Parameters: wrt : array_like Array that represents the solution. Will be operated upon in place. f and fprime should accept this array as a first argument. f : callable The objective function. fprime : callable Callable that given a solution vector as first parameter and *args and **kwargs drawn from the iterations args returns a search direction, such as a gradient. initial_inv_hessian : array_like The initial estimate of the approximiate Hessian. line_search : LineSearch object. Line search object to perform line searches with. args : iterable Iterator over arguments which fprime will be called with.
class climin.bfgs.Lbfgs(wrt, f, fprime, initial_hessian_diag=1, n_factors=10, line_search=None, args=None)

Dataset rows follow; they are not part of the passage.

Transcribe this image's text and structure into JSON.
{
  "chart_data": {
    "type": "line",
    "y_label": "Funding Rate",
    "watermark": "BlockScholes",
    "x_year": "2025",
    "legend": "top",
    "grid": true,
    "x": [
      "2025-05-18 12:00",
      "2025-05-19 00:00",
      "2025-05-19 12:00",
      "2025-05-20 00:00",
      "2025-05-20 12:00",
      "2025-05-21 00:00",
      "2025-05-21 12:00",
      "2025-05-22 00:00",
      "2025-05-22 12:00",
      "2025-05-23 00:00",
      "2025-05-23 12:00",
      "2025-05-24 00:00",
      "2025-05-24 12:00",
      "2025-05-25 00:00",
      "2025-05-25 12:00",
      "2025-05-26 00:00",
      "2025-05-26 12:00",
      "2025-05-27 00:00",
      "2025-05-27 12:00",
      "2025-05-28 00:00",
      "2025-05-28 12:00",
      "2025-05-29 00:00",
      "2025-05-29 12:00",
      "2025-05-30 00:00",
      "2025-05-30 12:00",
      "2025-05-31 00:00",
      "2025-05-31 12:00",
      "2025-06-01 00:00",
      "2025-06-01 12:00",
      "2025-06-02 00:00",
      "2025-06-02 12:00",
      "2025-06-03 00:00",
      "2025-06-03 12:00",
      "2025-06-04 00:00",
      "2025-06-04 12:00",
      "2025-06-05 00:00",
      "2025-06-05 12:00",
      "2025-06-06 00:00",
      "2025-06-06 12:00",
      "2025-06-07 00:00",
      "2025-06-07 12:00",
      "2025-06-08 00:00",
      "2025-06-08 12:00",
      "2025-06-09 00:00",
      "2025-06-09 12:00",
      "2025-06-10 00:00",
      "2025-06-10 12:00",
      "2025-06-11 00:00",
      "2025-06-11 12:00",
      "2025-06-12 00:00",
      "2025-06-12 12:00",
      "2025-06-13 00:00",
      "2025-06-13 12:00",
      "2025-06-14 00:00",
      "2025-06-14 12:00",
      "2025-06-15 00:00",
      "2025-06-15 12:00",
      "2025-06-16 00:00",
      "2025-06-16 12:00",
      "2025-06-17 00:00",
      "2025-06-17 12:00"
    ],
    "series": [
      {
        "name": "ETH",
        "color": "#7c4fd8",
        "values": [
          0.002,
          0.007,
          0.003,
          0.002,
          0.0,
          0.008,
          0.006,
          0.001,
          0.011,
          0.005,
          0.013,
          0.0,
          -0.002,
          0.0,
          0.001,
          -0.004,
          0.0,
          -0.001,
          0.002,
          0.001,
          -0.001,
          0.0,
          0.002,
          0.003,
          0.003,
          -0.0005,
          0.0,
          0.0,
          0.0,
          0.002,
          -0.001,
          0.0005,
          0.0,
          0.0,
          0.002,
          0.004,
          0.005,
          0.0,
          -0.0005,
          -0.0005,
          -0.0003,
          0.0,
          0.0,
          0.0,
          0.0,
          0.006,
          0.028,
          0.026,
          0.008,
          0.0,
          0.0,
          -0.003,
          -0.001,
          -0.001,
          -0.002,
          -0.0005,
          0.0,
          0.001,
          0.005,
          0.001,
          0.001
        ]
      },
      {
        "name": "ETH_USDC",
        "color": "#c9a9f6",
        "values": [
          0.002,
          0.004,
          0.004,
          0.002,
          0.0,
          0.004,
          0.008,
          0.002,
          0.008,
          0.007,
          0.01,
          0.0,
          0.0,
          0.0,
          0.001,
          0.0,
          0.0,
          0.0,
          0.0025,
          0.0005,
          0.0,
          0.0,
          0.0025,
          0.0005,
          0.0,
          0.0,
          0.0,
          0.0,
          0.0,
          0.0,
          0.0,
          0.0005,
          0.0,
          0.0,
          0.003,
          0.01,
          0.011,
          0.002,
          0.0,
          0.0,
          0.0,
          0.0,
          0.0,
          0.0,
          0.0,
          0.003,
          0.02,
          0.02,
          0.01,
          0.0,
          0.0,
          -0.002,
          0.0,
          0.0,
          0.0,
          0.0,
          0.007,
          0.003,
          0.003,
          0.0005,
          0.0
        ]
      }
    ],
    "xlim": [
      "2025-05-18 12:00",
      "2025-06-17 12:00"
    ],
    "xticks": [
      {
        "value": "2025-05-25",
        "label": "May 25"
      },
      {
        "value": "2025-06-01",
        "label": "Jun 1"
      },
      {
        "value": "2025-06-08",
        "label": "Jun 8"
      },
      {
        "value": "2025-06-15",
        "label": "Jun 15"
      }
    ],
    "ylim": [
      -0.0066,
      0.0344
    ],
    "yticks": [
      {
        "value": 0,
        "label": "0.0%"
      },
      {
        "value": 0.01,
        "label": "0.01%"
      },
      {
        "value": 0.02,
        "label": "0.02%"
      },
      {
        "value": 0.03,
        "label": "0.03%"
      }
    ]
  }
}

l-BFGS (limited-memory BFGS) is a limited memory variation of the well-known BFGS algorithm. The storage requirement for BFGS scale quadratically with the number of variables, and thus it tends to be used only for smaller problems. Limited-memory BFGS reduces the storage by only using the $$l$$ latest updates (factors) in computing the approximate Hessian inverse and representing this approximation only implicitly. More specifically, it stores the last $$l$$ BFGS update vectors $$y_t$$ and $$s_t$$ and uses these to implicitly perform the matrix operations of BFGS (see [nocedal2006a]).

Note

In order to handle simple box constraints, consider scipy.optimize.fmin_l_bfgs_b.

Attributes

 wrt (array_like) Current solution to the problem. Can be given as a first argument to .f and .fprime. f (Callable) The object function. fprime (Callable) First derivative of the objective function. Returns an array of the same shape as .wrt. initial_hessian_diag (array_like) The initial estimate of the diagonal of the Hessian. n_factors (int) The number of factors that should be used to implicitly represent the inverse Hessian. line_search (LineSearch object.) Line search object to perform line searches with. args (iterable) Iterator over arguments which fprime will be called with.

Methods

__init__(wrt, f, fprime, initial_hessian_diag=1, n_factors=10, line_search=None, args=None)

Create an Lbfgs object.

Attributes

 wrt (array_like) Current solution to the problem. Can be given as a first argument to .f and .fprime. f (Callable) The object function. fprime (Callable) First derivative of the objective function. Returns an array of the same shape as .wrt. initial_hessian_diag (array_like) The initial estimate of the diagonal of the Hessian. n_factors (int) The number of factors that should be used to implicitly represent the inverse Hessian. line_search (LineSearch object.) Line search object to perform line searches with. args (iterable) Iterator over arguments which fprime will be called with.